Hot Product of the Week: Do The Robot

Filed under: Hot Product of the Week

Like blue jeans, caffeine fixes and text messaging, some thing’s just never get old or go out of fashion.

Or like when you’re at a club and the DJ’s spinning some electronic tune and suddenly someone busts out some classic “Robot” moves and wows the crowd! If you can pull that off the way Crack does when he goes clubbing, then it’ll never get old. Period.

Which brings me to our latest Hot Product of the Week! compliments of Counselor’s May Product Showcase.

This Week’s Pick: Do The Robot by CleggPromo (asi/45450).

Details: Maybe it’s not quite as popular as the “bunny hop” or the “chicken dance,” but “the robot” still has legs on the club scene. This dancing robot promises to bring down the house and bring to light the logo of your clients. Clubs will line up to get this product in the door.
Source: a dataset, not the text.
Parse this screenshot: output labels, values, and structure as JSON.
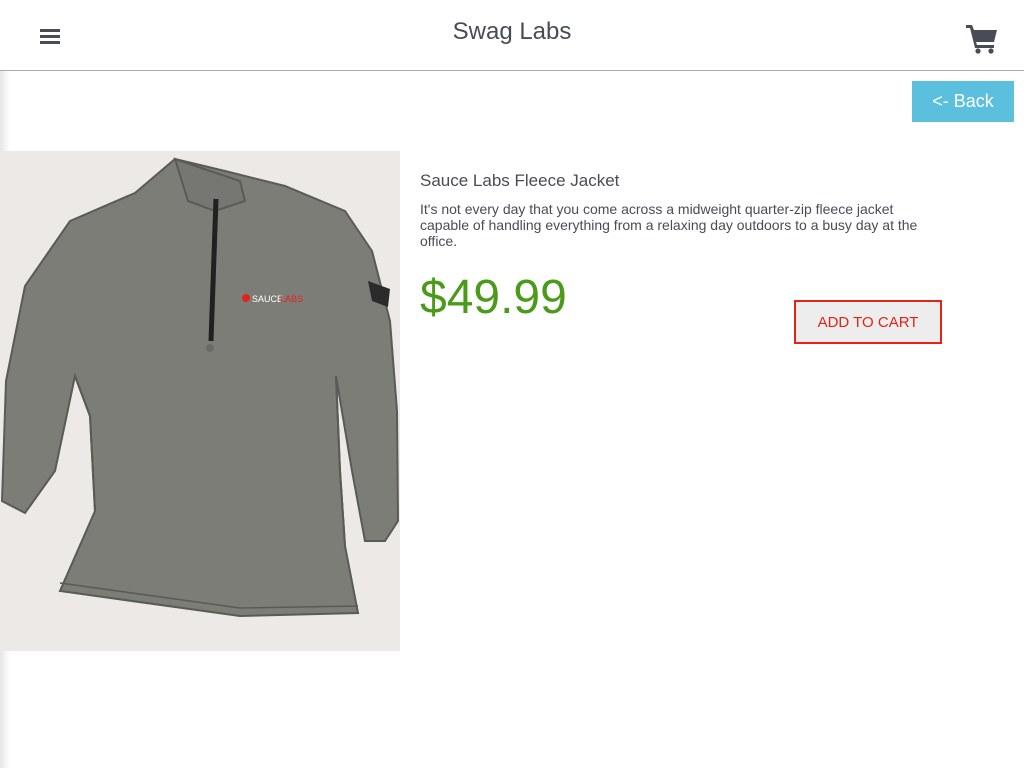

Why We Like It: A promotional product geared toward the club scene that does “the robot”?! Are you kidding me, what’s not to like? (And not only does it dance like Crack, but it kinda looks like him too. So there’s that added benefit.)

– mrROBOTo


Hot Product of the Week: Keychain Battery Charger

Filed under: Hot Product of the Week

The ad specialty industry is not all stress balls, water bottles and pens, y’know! In fact, some of the coolest, most useful and innovative products are conceived in this industry, which leads to our latest Blog feature: Hot Product of the Week!

Each week we here at Team Blog will pick out our favorite product from the current product showcases on ASICentral, whether it’s for utility, design, innovation, etc … essentially whatever floats our boat, and we’ll present it right here in all its glory.

This week’s pick: The Keychain Battery Charger by Pingline (asi/78137).

Details: Keychain battery charger works on almost all lithium-ion batteries. Just remove the battery from a phone, camera, etc.; adjust the connectors on the charger to fit the battery; and plug the charger into a USB port.

Why We Like It: I mean, c’mon what a great idea! Who hasn’t been out and about when either your cell phone or camera battery kicks it and you can’t snap a pic or send a text right when you need it most? If you’ve got one of these thingies snapped to your keychain, problem solved baby! Sure, it’s another annoying thing to carry around and, if you’re like me, you probably already resemble a high school janitor with all the crap dangling from your keychain, but what’s one more?!